Fantasy Athletes of the Decade

As the 2000s come to a close let’s look back at the fantasy players who made the biggest impact in their respective sports.

I lead off with the fantasy football player of the decade since it is the most popular fantasy sport. I had a tough time deciding between Peyton Manning and LaDainian Tomlinson. They both were so dominant for such a long time.

Peyton is on pace for his ninth 4,000+ passing season. Should he throw two more TDs this season, which is all but a given, his low water mark for passing TDs in a year will be 26. He has also never missed a game.

Meanwhile LT is approaching his ninth consecutive double-digit TD season. Prior to this year he had at least 1500 total yards in every year. He had six years with 1700+ total yards, three with 2100+. He had six straight years with 15+ combined TDs. He set the NFL record with 31 combined TDs in 2006. He had 50+ receptions from 2001-2008. The accolades can go on and on.

It truly could go either way, but considering the run of greatness LT had in a position that has a much shorter shelf life than Manning’s, I had to take LaDainian Tomlinson as the fantasy football player of the decade.

If you thought switching over to baseball would make it easier, you’d be mistaken. Here the choice is between Alex Rodriguez and Albert Pujols. A-Rod had 1190 Runs, 433 HRs, 1243 RBIs, and 179 SBs. That’s an incredible 119 Runs, 43.3 HRs, 124.3 RBIs, and 17.9 SBs for a decade. His OPS was .914 or better for nine of the ten years. He had five seasons with an OPS greater than 1.000. He hit .304 for the decade. A-Rod won three MVPs, two Gold Gloves, seven Silver Sluggers, and was named to nine All-Star teams.

As good as A-Rod was, Pujols was even better. Like LT, Pujols started in 2001 with a bang. In nine years he had 1071 Runs, 366 HRS, 1112 RBIs, and 61 SBs. That’s good for averages of 119 Run, 40.7 HRs, 123.6 RBIs, and 6.8 SBs. I know those numbers are a shade below A-Rod, especially the SBs, but here’s where Pujols more than made up the ground. His batting average for the decade was .334. It never dipped below .314. A-Rod’s best BA of the 2000s was .321. Aside from his low water mark, all of Pujols’ BAs topped that. Albert’s OPS for the decade was 1.055. His lowest OPS was .955. Seven times he was 1.000 or better. Four times he was 1.100 or better. Pujols also won 3 MVPs to go with eight All-Star game appearances, a Gold Glove, and five Silver Sluggers.

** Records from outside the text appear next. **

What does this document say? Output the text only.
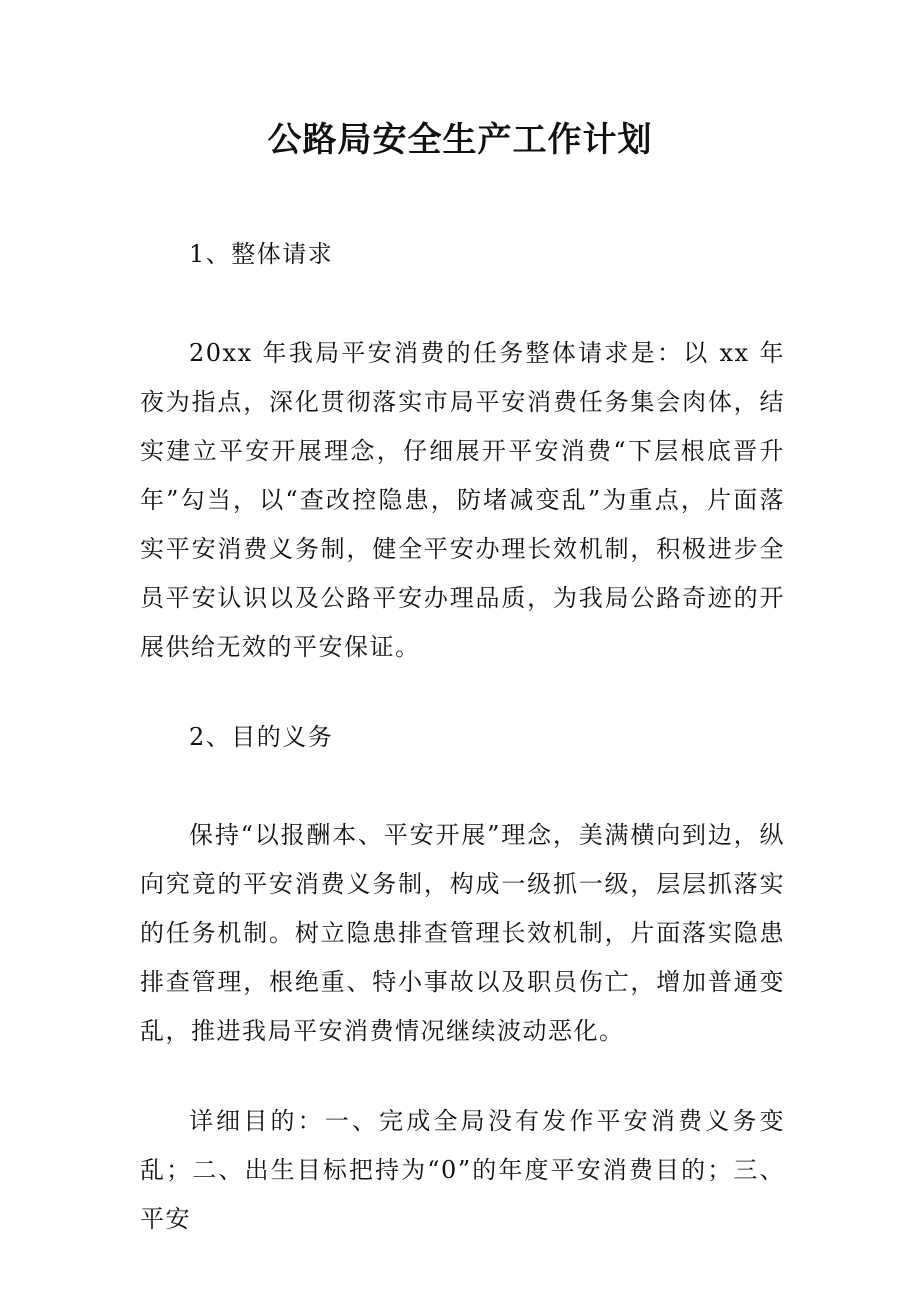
公路局安全生产工作计划
1、整体请求
20xx 年我局平安消费的任务整体请求是：以 xx 年夜为指点，深化贯彻落实市局平安消费任务集会肉体，结实建立平安开展理念，仔细展开平安消费“下层根底晋升年”勾当，以“查改控隐患，防堵减变乱”为重点，片面落实平安消费义务制，健全平安办理长效机制，积极进步全员平安认识以及公路平安办理品质，为我局公路奇迹的开展供给无效的平安保证。
2、目的义务
保持“以报酬本、平安开展”理念，美满横向到边，纵向究竟的平安消费义务制，构成一级抓一级，层层抓落实的任务机制。树立隐患排查管理长效机制，片面落实隐患排查管理，根绝重、特小事故以及职员伤亡，增加普通变乱，推进我局平安消费情况继续波动恶化。
详细目的：一、完成全局没有发作平安消费义务变乱；二、出生目标把持为“0”的年度平安消费目的；三、平安
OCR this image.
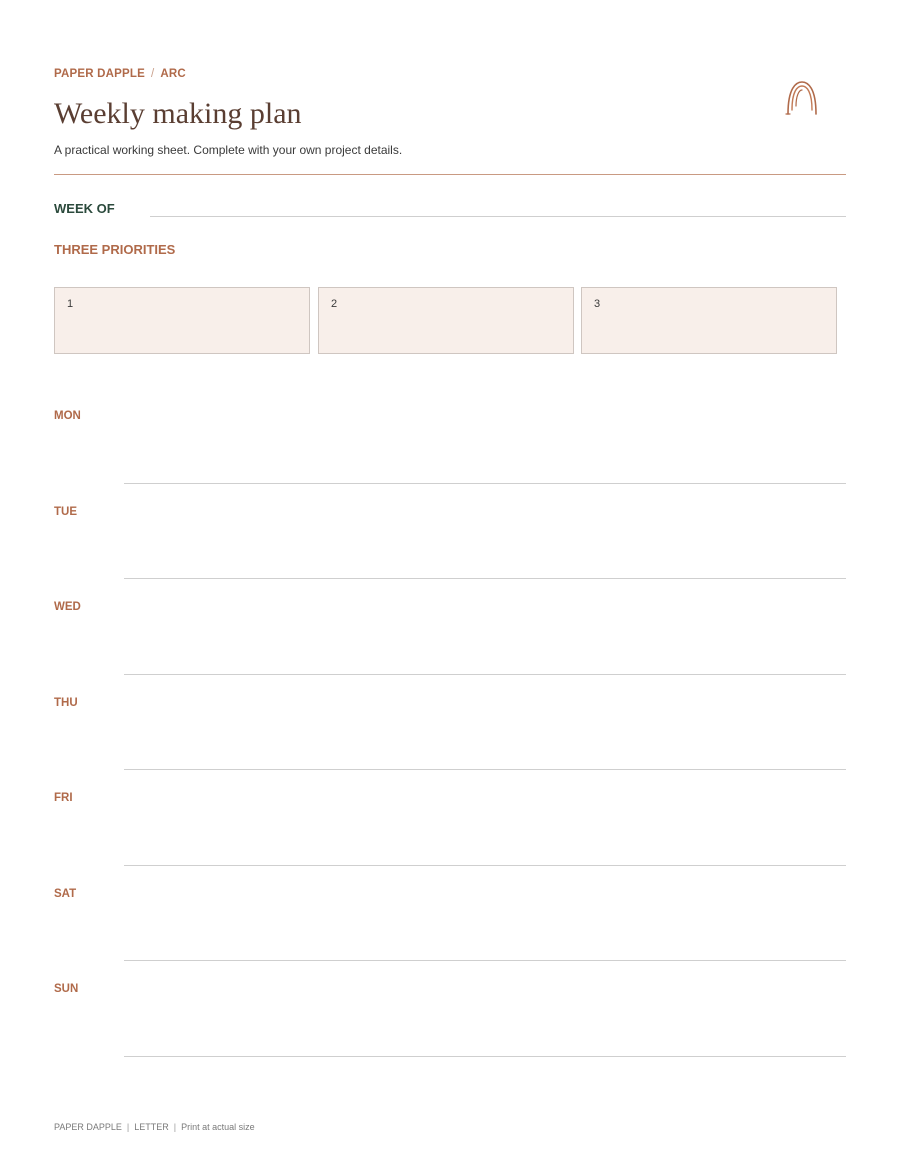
PAPER DAPPLE / ARC
Weekly making plan
A practical working sheet. Complete with your own project details.
WEEK OF
THREE PRIORITIES
1	2	3
MON
TUE
WED
THU
FRI
SAT
SUN
PAPER DAPPLE | LETTER | Print at actual size
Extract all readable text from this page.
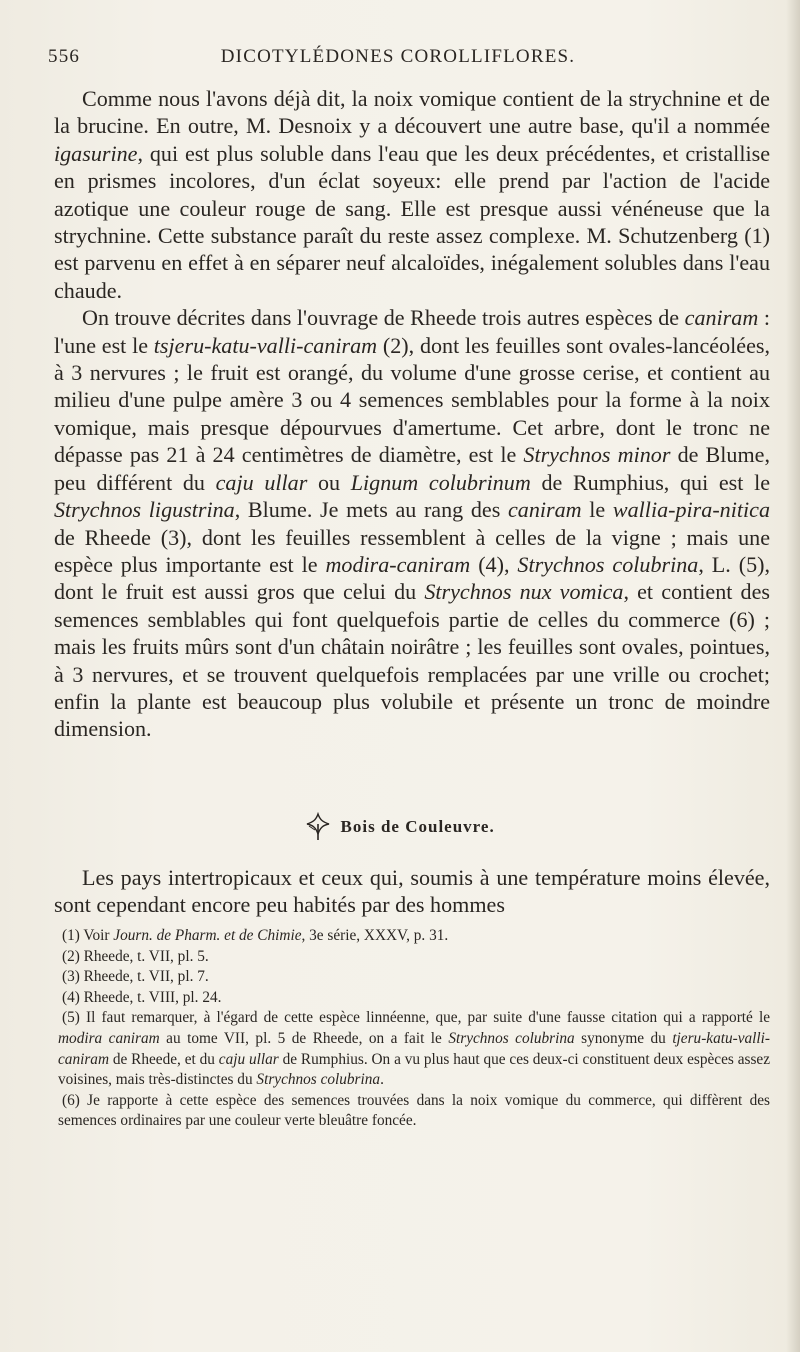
556	DICOTYLÉDONES COROLLIFLORES.

Comme nous l'avons déjà dit, la noix vomique contient de la strychnine et de la brucine. En outre, M. Desnoix y a découvert une autre base, qu'il a nommée igasurine, qui est plus soluble dans l'eau que les deux précédentes, et cristallise en prismes incolores, d'un éclat soyeux: elle prend par l'action de l'acide azotique une couleur rouge de sang. Elle est presque aussi vénéneuse que la strychnine. Cette substance paraît du reste assez complexe. M. Schutzenberg (1) est parvenu en effet à en séparer neuf alcaloïdes, inégalement solubles dans l'eau chaude.

On trouve décrites dans l'ouvrage de Rheede trois autres espèces de caniram : l'une est le tsjeru-katu-valli-caniram (2), dont les feuilles sont ovales-lancéolées, à 3 nervures ; le fruit est orangé, du volume d'une grosse cerise, et contient au milieu d'une pulpe amère 3 ou 4 semences semblables pour la forme à la noix vomique, mais presque dépourvues d'amertume. Cet arbre, dont le tronc ne dépasse pas 21 à 24 centimètres de diamètre, est le Strychnos minor de Blume, peu différent du caju ullar ou Lignum colubrinum de Rumphius, qui est le Strychnos ligustrina, Blume. Je mets au rang des caniram le wallia-pira-nitica de Rheede (3), dont les feuilles ressemblent à celles de la vigne ; mais une espèce plus importante est le modira-caniram (4), Strychnos colubrina, L. (5), dont le fruit est aussi gros que celui du Strychnos nux vomica, et contient des semences semblables qui font quelquefois partie de celles du commerce (6) ; mais les fruits mûrs sont d'un châtain noirâtre ; les feuilles sont ovales, pointues, à 3 nervures, et se trouvent quelquefois remplacées par une vrille ou crochet; enfin la plante est beaucoup plus volubile et présente un tronc de moindre dimension.

Bois de Couleuvre.

Les pays intertropicaux et ceux qui, soumis à une température moins élevée, sont cependant encore peu habités par des hommes

(1) Voir Journ. de Pharm. et de Chimie, 3e série, XXXV, p. 31.

(2) Rheede, t. VII, pl. 5.

(3) Rheede, t. VII, pl. 7.

(4) Rheede, t. VIII, pl. 24.

(5) Il faut remarquer, à l'égard de cette espèce linnéenne, que, par suite d'une fausse citation qui a rapporté le modira caniram au tome VII, pl. 5 de Rheede, on a fait le Strychnos colubrina synonyme du tjeru-katu-valli-caniram de Rheede, et du caju ullar de Rumphius. On a vu plus haut que ces deux-ci constituent deux espèces assez voisines, mais très-distinctes du Strychnos colubrina.

(6) Je rapporte à cette espèce des semences trouvées dans la noix vomique du commerce, qui diffèrent des semences ordinaires par une couleur verte bleuâtre foncée.
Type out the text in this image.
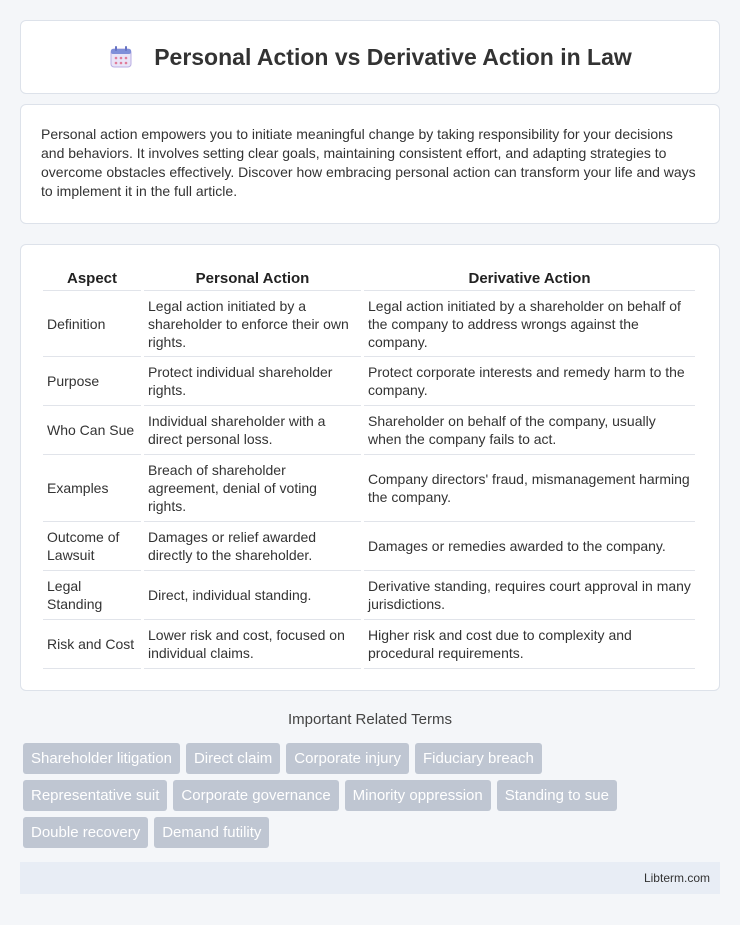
Personal Action vs Derivative Action in Law

Personal action empowers you to initiate meaningful change by taking responsibility for your decisions and behaviors. It involves setting clear goals, maintaining consistent effort, and adapting strategies to overcome obstacles effectively. Discover how embracing personal action can transform your life and ways to implement it in the full article.

Aspect	Personal Action	Derivative Action
Definition	Legal action initiated by a shareholder to enforce their own rights.	Legal action initiated by a shareholder on behalf of the company to address wrongs against the company.
Purpose	Protect individual shareholder rights.	Protect corporate interests and remedy harm to the company.
Who Can Sue	Individual shareholder with a direct personal loss.	Shareholder on behalf of the company, usually when the company fails to act.
Examples	Breach of shareholder agreement, denial of voting rights.	Company directors' fraud, mismanagement harming the company.
Outcome of Lawsuit	Damages or relief awarded directly to the shareholder.	Damages or remedies awarded to the company.
Legal Standing	Direct, individual standing.	Derivative standing, requires court approval in many jurisdictions.
Risk and Cost	Lower risk and cost, focused on individual claims.	Higher risk and cost due to complexity and procedural requirements.
Important Related Terms
Shareholder litigation Direct claim Corporate injury Fiduciary breach
Representative suit Corporate governance Minority oppression Standing to sue
Double recovery Demand futility
Libterm.com
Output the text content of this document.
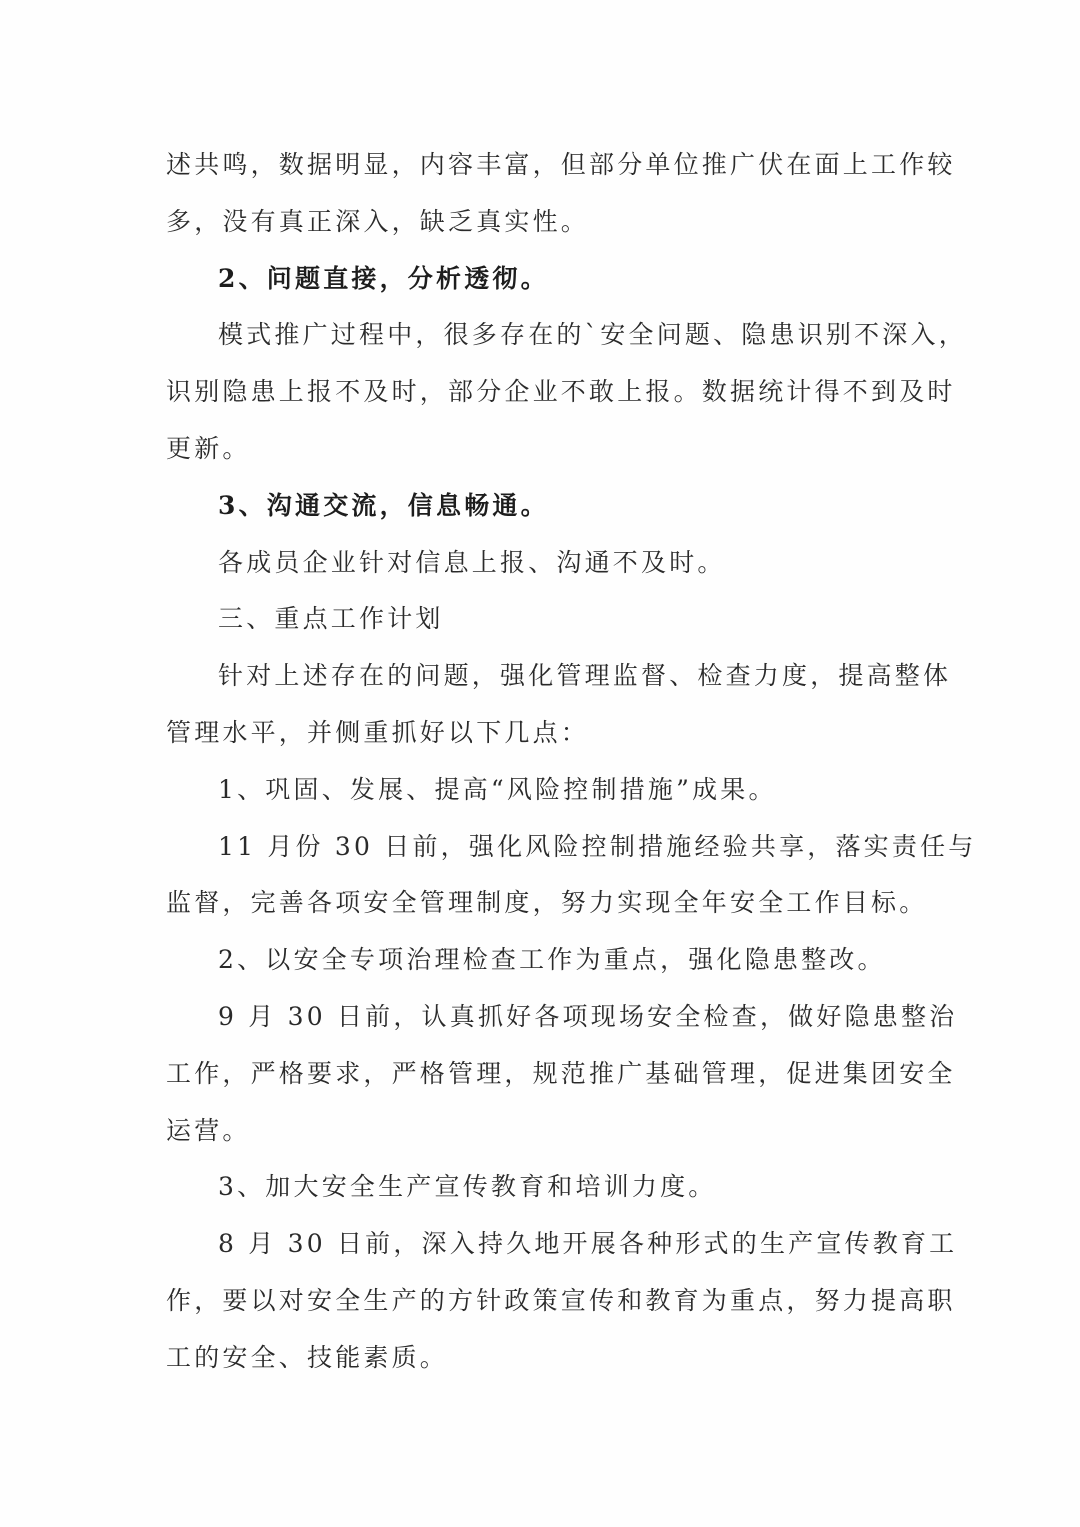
述共鸣，数据明显，内容丰富，但部分单位推广伏在面上工作较

多，没有真正深入，缺乏真实性。

2、问题直接，分析透彻。

模式推广过程中，很多存在的`安全问题、隐患识别不深入，

识别隐患上报不及时，部分企业不敢上报。数据统计得不到及时

更新。

3、沟通交流，信息畅通。

各成员企业针对信息上报、沟通不及时。

三、重点工作计划

针对上述存在的问题，强化管理监督、检查力度，提高整体

管理水平，并侧重抓好以下几点：

1、巩固、发展、提高“风险控制措施”成果。

11 月份 30 日前，强化风险控制措施经验共享，落实责任与

监督，完善各项安全管理制度，努力实现全年安全工作目标。

2、以安全专项治理检查工作为重点，强化隐患整改。

9 月 30 日前，认真抓好各项现场安全检查，做好隐患整治

工作，严格要求，严格管理，规范推广基础管理，促进集团安全

运营。

3、加大安全生产宣传教育和培训力度。

8 月 30 日前，深入持久地开展各种形式的生产宣传教育工

作，要以对安全生产的方针政策宣传和教育为重点，努力提高职

工的安全、技能素质。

The decision wasn’t easy by any means, but in the end Albert Pujols edged A-Rod out.

The fantasy basketball player of the decade also came down to a choice between two amazing players. LeBron didn’t play long enough and Shaq lost his steam so it came down to Tim Duncan vs. Kobe Bryant.

Duncan was such a quiet force, but year in and year out he put up incredible numbers. He has always been a solid scorer, never dipping below 18.5 ppg. He averaged a career best of 25.5 in 01-02. He was one of the leagues best rebounders for a decade, never grabbing less than 10.6 rpg. Not much is said about his passing, but he always had at least 2.7 apg. Last year was the only one in which he failed to reach 2.0 blocks per game. He almost always hit 50 percent of his shots or better. His one downfall has been his free throw shooting.

Kobe has been one of the best offensive players the game has ever seen. He averaged 27 or more ppg six times before this year. He wasn’t just a scorer though as he averaged 5.2+ rpg and 4.5+ apg every year. He was a force on the defensive end as well, with as least 1.3 spg. His field goal percentage was good, not great. It never dipped below .433, but he never had a .500 season either. He made with excellent free throw shooting. He even improved his three-point shooting over the course of the decade.

As much as I prefer Duncan’s personality, I have to choose Kobe Bryant in this debate.

Fantasy hockey was a little more difficult. Jaromir Jagr dominated the early part of the decade. Alexander Ovechkin and Sidney Crosby have dominated the latter part of the decade. Joe Thornton was pretty solid throughout, but does he really have the star power to nail down this award?

In the end I decided to go with Martin Brodeur. He entered the decade as the game’s best goalie, and he has pretty much maintained that status. He led the league in Wins five or six times (depending on whether you count 99-00 or 09-10 as part of this decade). His Goals Against Average never was above 2.57. In fact, only three times was it above 2.30, including last year in which he was limited to 31 games.He had at least nine shutouts four times. Brodeur won four Vezina Trophies. From 1997-98 through 200708 he was either first or second in Wins. Simply put, Brodeur was the best Goalie in the game and the most dominating hockey player of the decade.

Agree with my choices? Disagree? Feel free to share your thoughts and state your case.